Voter caging, for example, is a very real, very important issue that nobody seems to care the least bit about. A functional democracy does not, cannot tolerate agents of any party methodically setting out to prevent citizens from voting. Yet it happens time and time again with little or no consequences. Let's not delude ourselves here. We can discuss whether a purge is politically motivated until the cows come home, but it's totally moot. Any purge that does not make a sincere attempt to contact and verify information provided by voters is a mockery. A sham. In Ohio, more than half a million people may lose their right to vote because they failed to respond to a post card. That's all you need to know. Well, almost all you need to know. What you also need to know is that Ohio House Bill 3 was passed in 2005 by the republican state senate, and that House Bill 3 removed requirements to notify voters of their pending removal from the records and revoked voters' right to challenge their removal. You can niggle about the partisanship of such a bill if you want, but if you'd like to defend the point that arbitrarily removing voters from the rolls without informing them is anything other than an attempt to undermine democracy then I'll be happy to have that discussion with you.
Similar purges take place throughout the country. In each case you can argue whether or not the intent is to skew results one way or another, but to do so is irrelevant. In Florida new registrations are being declined on technicalities. Again, anything short of a good faith effort to allow these voters to be registered serves to undermine the democratic system. Discarding incorrectly filled out registration forms may not be illegal, but the mere act of doing so without contacting the registrant and attempting to correct the mistake is all the proof required that the system of registration does not support fair and open elections.
In Virginia, college students are being told by the local registrar of elections that students who register as Virginia voters could lose scholarships and could no longer be claimed as dependents on their parents' tax returns, while South Carolina claims that students who wish to register to vote must demonstrate "a present intention to remain in the community." These statements are, of course, incorrect.
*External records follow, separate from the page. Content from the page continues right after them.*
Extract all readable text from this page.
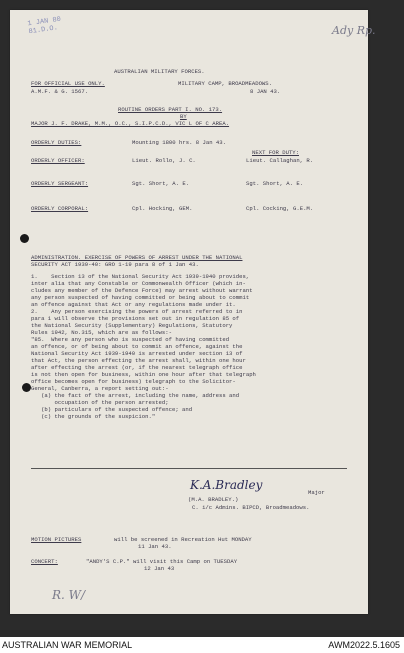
1 JAN 80
81.D.O.	Ady Rp.
AUSTRALIAN MILITARY FORCES.
FOR OFFICIAL USE ONLY.	MILITARY CAMP, BROADMEADOWS.
A.M.F. & G. 1567.	8 JAN 43.
ROUTINE ORDERS PART I. NO. 173.
BY
MAJOR J. F. DRAKE, M.M., O.C., S.I.P.C.D., VIC L OF C AREA.
ORDERLY DUTIES:	Mounting 1800 hrs. 8 Jan 43.
NEXT FOR DUTY:
ORDERLY OFFICER:	Lieut. Rollo, J. C.	Lieut. Callaghan, R.
ORDERLY SERGEANT:	Sgt. Short, A. E.	Sgt. Short, A. E.
ORDERLY CORPORAL:	Cpl. Hocking, GEM.	Cpl. Cocking, G.E.M.
ADMINISTRATION. EXERCISE OF POWERS OF ARREST UNDER THE NATIONAL
SECURITY ACT 1939-40: GRO 1-19 para 8 of 1 Jan 43.
1.    Section 13 of the National Security Act 1939-1940 provides,
inter alia that any Constable or Commonwealth Officer (which in-
cludes any member of the Defence Force) may arrest without warrant
any person suspected of having committed or being about to commit
an offence against that Act or any regulations made under it.
2.    Any person exercising the powers of arrest referred to in
para 1 will observe the provisions set out in regulation 85 of
the National Security (Supplementary) Regulations, Statutory
Rules 1942, No.315, which are as follows:-
"85.  Where any person who is suspected of having committed
an offence, or of being about to commit an offence, against the
National Security Act 1939-1940 is arrested under section 13 of
that Act, the person effecting the arrest shall, within one hour
after effecting the arrest (or, if the nearest telegraph office
is not then open for business, within one hour after that telegraph
office becomes open for business) telegraph to the Solicitor-
General, Canberra, a report setting out:-
(a) the fact of the arrest, including the name, address and
occupation of the person arrested;
(b) particulars of the suspected offence; and
(c) the grounds of the suspicion."
K.A.Bradley
(M.A. BRADLEY.)
Major
C. i/c Admins. BIPCD, Broadmeadows.
MOTION PICTURES	will be screened in Recreation Hut MONDAY
11 Jan 43.
CONCERT:	"ANDY'S C.P." will visit this Camp on TUESDAY
12 Jan 43
R. W/
AUSTRALIAN WAR MEMORIAL	AWM2022.5.1605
They are not the result of a misinterpretation. They are the result of a conscious effort to prevent college students from registering to vote.
Now let me ask you something: When is the last time you heard stories about efforts to prevent residents of senior homes from voting? When is the last time you heard a story about voter caging targeting Beverly Hills? When is the last time you heard about voter registrations in rural Pennsylvania being rejected on a technicality?
The individual tactics must be stopped, I agree, but it is far more important that people are made to consciously understand that there is only one party in this country that does not actively, consciously, and consistently try to undermine the democratic system that they claim to hold so dear. The minutiae of individual instances are complicated and unlikely to rouse much interest from the populace at large, but the broad stroke of the message, that republicans would rather lose a democracy than lose an election, is both compelling and powerful.